Characterization of the single-cell transcriptional landscape by highly multiplex RNA-seq
Author(s) -
Saiful Islam,
Una Kjällquist,
Annalena Moliner,
Paweł Zając,
Jian-Bing Fan,
Peter Lönnerberg,
Sten Linnarsson
Publication year - 2011
Publication title -
genome research
Language(s) - English
Resource type - Journals
SCImago Journal Rank - 9.556
H-Index - 297
eISSN - 1549-5469
pISSN - 1088-9051
DOI - 10.1101/gr.110882.110
Subject(s) - biology , transcriptome , computational biology , cell type , cell , gene expression , rna seq , population , multiplex , single cell analysis , rna , gene expression profiling , gene , genetics , microbiology and biotechnology , demography , sociology
Our understanding of the development and maintenance of tissues has been greatly aided by large-scale gene expression analysis.
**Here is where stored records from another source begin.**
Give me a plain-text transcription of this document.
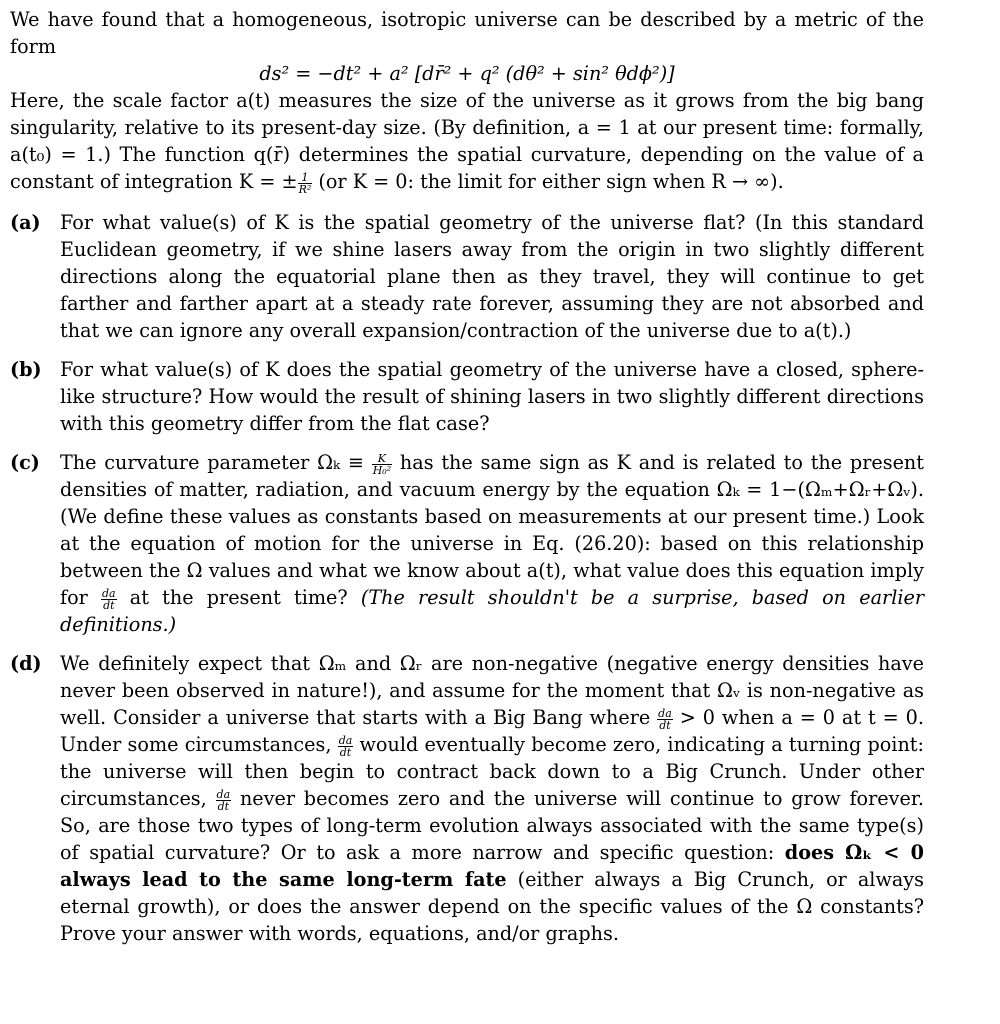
We have found that a homogeneous, isotropic universe can be described by a metric of the form

ds² = −dt² + a² [dr̄² + q² (dθ² + sin² θdϕ²)]

Here, the scale factor a(t) measures the size of the universe as it grows from the big bang singularity, relative to its present-day size. (By definition, a = 1 at our present time: formally, a(t₀) = 1.) The function q(r̄) determines the spatial curvature, depending on the value of a constant of integration K = ± $\frac{1}{\text{R²}} (or$ K = 0: the limit for either sign when R → ∞).

(a)	For what value(s) of K is the spatial geometry of the universe flat? (In this standard Euclidean geometry, if we shine lasers away from the origin in two slightly different directions along the equatorial plane then as they travel, they will continue to get farther and farther apart at a steady rate forever, assuming they are not absorbed and that we can ignore any overall expansion/contraction of the universe due to a(t).)
(b) For what value(s) of K does the spatial geometry of the universe have a closed, sphere-like structure? How would the result of shining lasers in two slightly different directions with this geometry differ from the flat case?
(c)	The curvature parameter $\Omega_k \equiv \frac{K}{\text{H₀²}}$ has the same sign as K and is related to the present densities of matter, radiation, and vacuum energy by the equation Ωₖ = 1−(Ωₘ+Ωᵣ+Ωᵥ). (We define these values as constants based on measurements at our present time.) Look at the equation of motion for the universe in Eq. (26.20): based on this relationship between the Ω values and what we know about a(t), what value does this equation imply for $\frac{da}{dt}$ at the present time? (The result shouldn't be a surprise, based on earlier definitions.)
(d) We definitely expect that Ωₘ and Ωᵣ are non-negative (negative energy densities have never been observed in nature!), and assume for the moment that Ωᵥ is non-negative as well. Consider a universe that starts with a Big Bang where $\frac{da}{dt} > 0$ when a = 0 at t = 0. Under some circumstances, $\frac{da}{dt}$ would eventually become zero, indicating a turning point: the universe will then begin to contract back down to a Big Crunch. Under other circumstances, $\frac{da}{dt}$ never becomes zero and the universe will continue to grow forever. So, are those two types of long-term evolution always associated with the same type(s) of spatial curvature? Or to ask a more narrow and specific question: does Ωₖ < 0 always lead to the same long-term fate (either always a Big Crunch, or always eternal growth), or does the answer depend on the specific values of the Ω constants? Prove your answer with words, equations, and/or graphs.
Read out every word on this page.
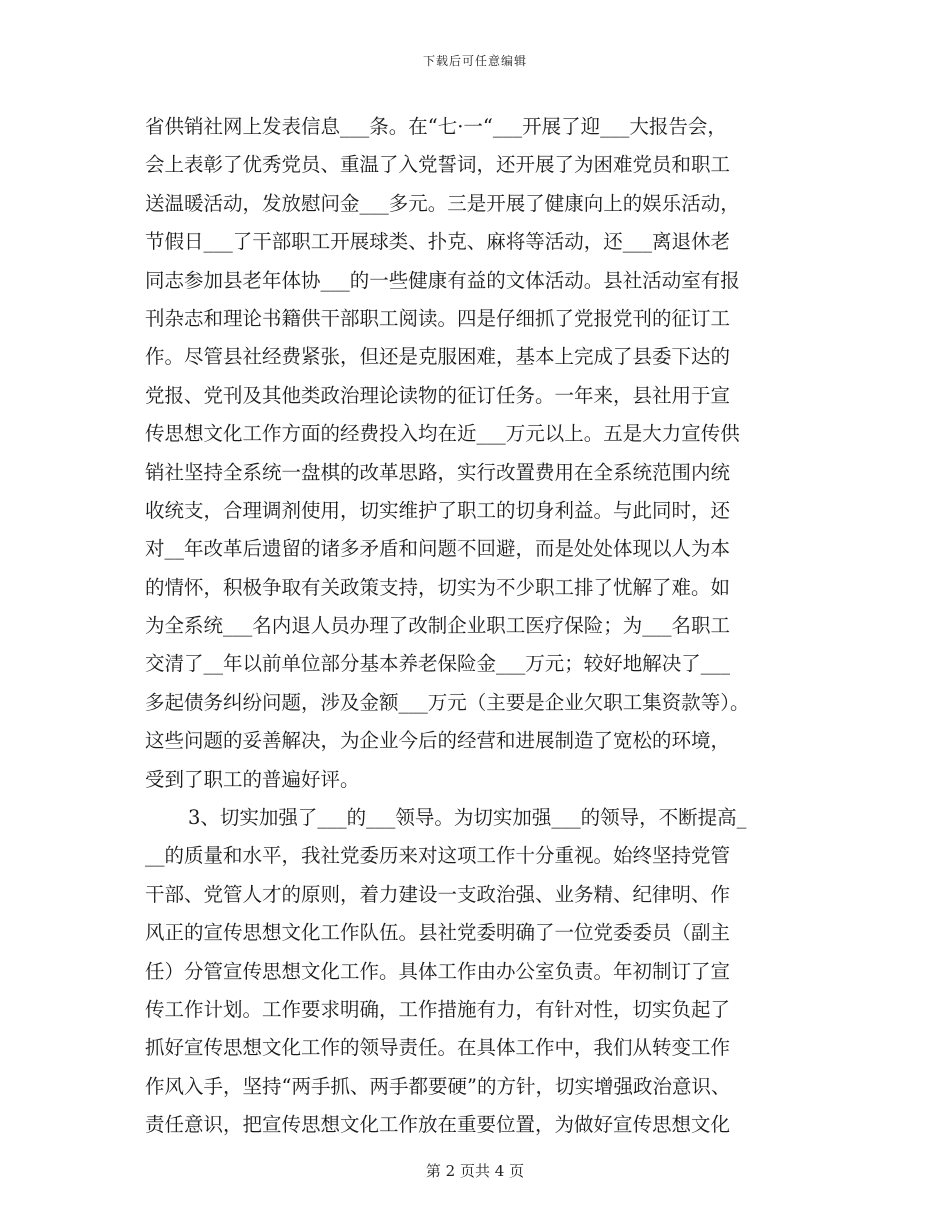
下载后可任意编辑
省供销社网上发表信息___条。在“七·一“___开展了迎___大报告会，
会上表彰了优秀党员、重温了入党誓词，还开展了为困难党员和职工
送温暖活动，发放慰问金___多元。三是开展了健康向上的娱乐活动，
节假日___了干部职工开展球类、扑克、麻将等活动，还___离退休老
同志参加县老年体协___的一些健康有益的文体活动。县社活动室有报
刊杂志和理论书籍供干部职工阅读。四是仔细抓了党报党刊的征订工
作。尽管县社经费紧张，但还是克服困难，基本上完成了县委下达的
党报、党刊及其他类政治理论读物的征订任务。一年来，县社用于宣
传思想文化工作方面的经费投入均在近___万元以上。五是大力宣传供
销社坚持全系统一盘棋的改革思路，实行改置费用在全系统范围内统
收统支，合理调剂使用，切实维护了职工的切身利益。与此同时，还
对__年改革后遗留的诸多矛盾和问题不回避，而是处处体现以人为本
的情怀，积极争取有关政策支持，切实为不少职工排了忧解了难。如
为全系统___名内退人员办理了改制企业职工医疗保险；为___名职工
交清了__年以前单位部分基本养老保险金___万元；较好地解决了___
多起债务纠纷问题，涉及金额___万元（主要是企业欠职工集资款等）。
这些问题的妥善解决，为企业今后的经营和进展制造了宽松的环境，
受到了职工的普遍好评。
3、切实加强了___的___领导。为切实加强___的领导，不断提高_
__的质量和水平，我社党委历来对这项工作十分重视。始终坚持党管
干部、党管人才的原则，着力建设一支政治强、业务精、纪律明、作
风正的宣传思想文化工作队伍。县社党委明确了一位党委委员（副主
任）分管宣传思想文化工作。具体工作由办公室负责。年初制订了宣
传工作计划。工作要求明确，工作措施有力，有针对性，切实负起了
抓好宣传思想文化工作的领导责任。在具体工作中，我们从转变工作
作风入手，坚持“两手抓、两手都要硬”的方针，切实增强政治意识、
责任意识，把宣传思想文化工作放在重要位置，为做好宣传思想文化
第 2 页共 4 页
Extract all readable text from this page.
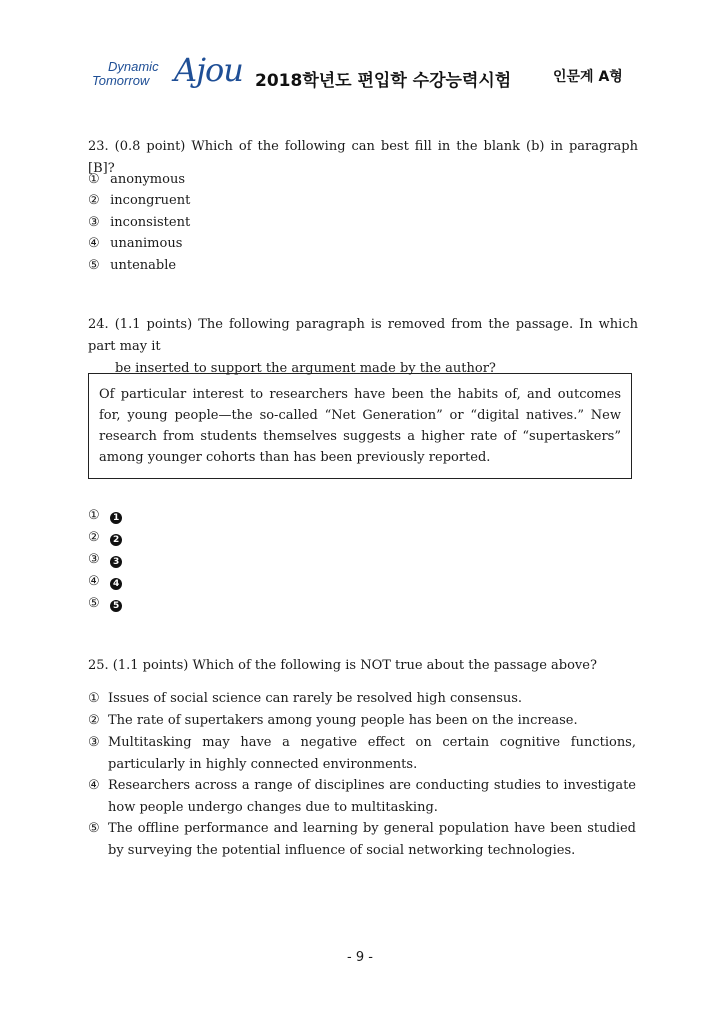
Dynamic
Tomorrow Ajou 2018학년도 편입학 수강능력시험	인문계 A형

23. (0.8 point) Which of the following can best fill in the blank (b) in paragraph [B]?

① anonymous
② incongruent
③ inconsistent
④ unanimous
⑤ untenable

24. (1.1 points) The following paragraph is removed from the passage. In which part may it
be inserted to support the argument made by the author?

Of particular interest to researchers have been the habits of, and outcomes for, young people—the so-called “Net Generation” or “digital natives.” New research from students themselves suggests a higher rate of “supertaskers” among younger cohorts than has been previously reported.
① 1
② 2
③ 3
④ 4
⑤ 5

25. (1.1 points) Which of the following is NOT true about the passage above?

① Issues of social science can rarely be resolved high consensus.
② The rate of supertakers among young people has been on the increase.
③ Multitasking may have a negative effect on certain cognitive functions, particularly in highly connected environments.
④ Researchers across a range of disciplines are conducting studies to investigate how people undergo changes due to multitasking.
⑤ The offline performance and learning by general population have been studied by surveying the potential influence of social networking technologies.
- 9 -
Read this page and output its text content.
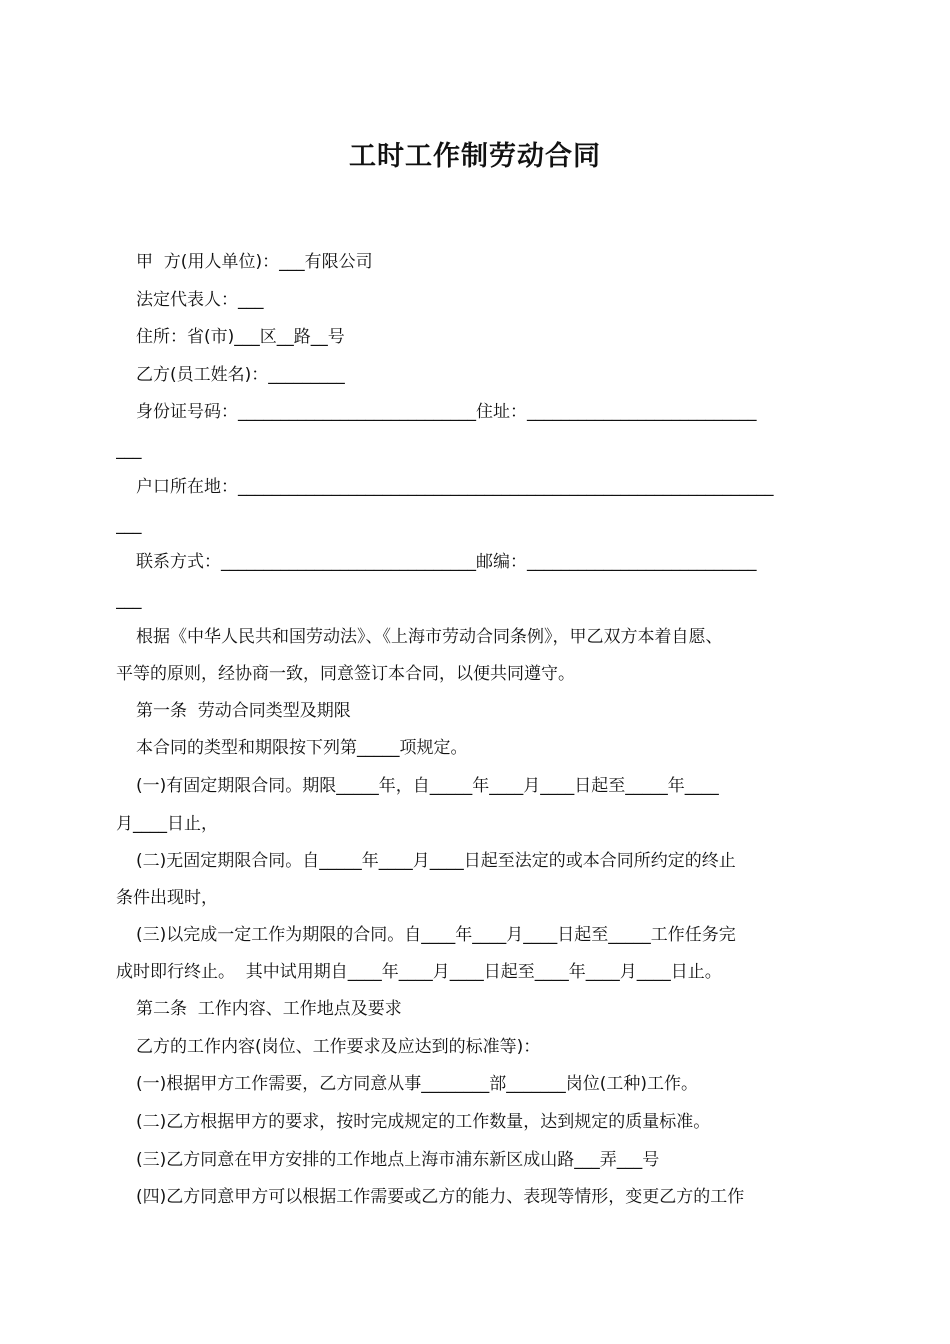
工时工作制劳动合同
甲  方(用人单位)：___有限公司
法定代表人：___
住所：省(市)___区__路__号
乙方(员工姓名)：_________
身份证号码：____________________________住址：___________________________
___
户口所在地：_______________________________________________________________
___
联系方式：______________________________邮编：___________________________
___
根据《中华人民共和国劳动法》、《上海市劳动合同条例》，甲乙双方本着自愿、
平等的原则，经协商一致，同意签订本合同，以便共同遵守。
第一条  劳动合同类型及期限
本合同的类型和期限按下列第_____项规定。
(一)有固定期限合同。期限_____年，自_____年____月____日起至_____年____
月____日止，
(二)无固定期限合同。自_____年____月____日起至法定的或本合同所约定的终止
条件出现时，
(三)以完成一定工作为期限的合同。自____年____月____日起至_____工作任务完
成时即行终止。  其中试用期自____年____月____日起至____年____月____日止。
第二条  工作内容、工作地点及要求
乙方的工作内容(岗位、工作要求及应达到的标准等)：
(一)根据甲方工作需要，乙方同意从事________部_______岗位(工种)工作。
(二)乙方根据甲方的要求，按时完成规定的工作数量，达到规定的质量标准。
(三)乙方同意在甲方安排的工作地点上海市浦东新区成山路___弄___号
(四)乙方同意甲方可以根据工作需要或乙方的能力、表现等情形，变更乙方的工作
However, tissues are invariably complex, and expression analysis of a tissue confounds the true expression patterns of its constituent cell types. Here we describe a novel strategy to access such complex samples. Single-cell RNA-seq expression profiles were generated, and clustered to form a two-dimensional cell map onto which expression data were projected. The resulting cell map integrates three levels of organization: the whole population of cells, the functionally distinct subpopulations it contains, and the single cells themselves-all without need for known markers to classify cell types. The feasibility of the strategy was demonstrated by analyzing the transcriptomes of 85 single cells of two distinct types. We believe this strategy will enable the unbiased discovery and analysis of naturally occurring cell types during development, adult physiology, and disease.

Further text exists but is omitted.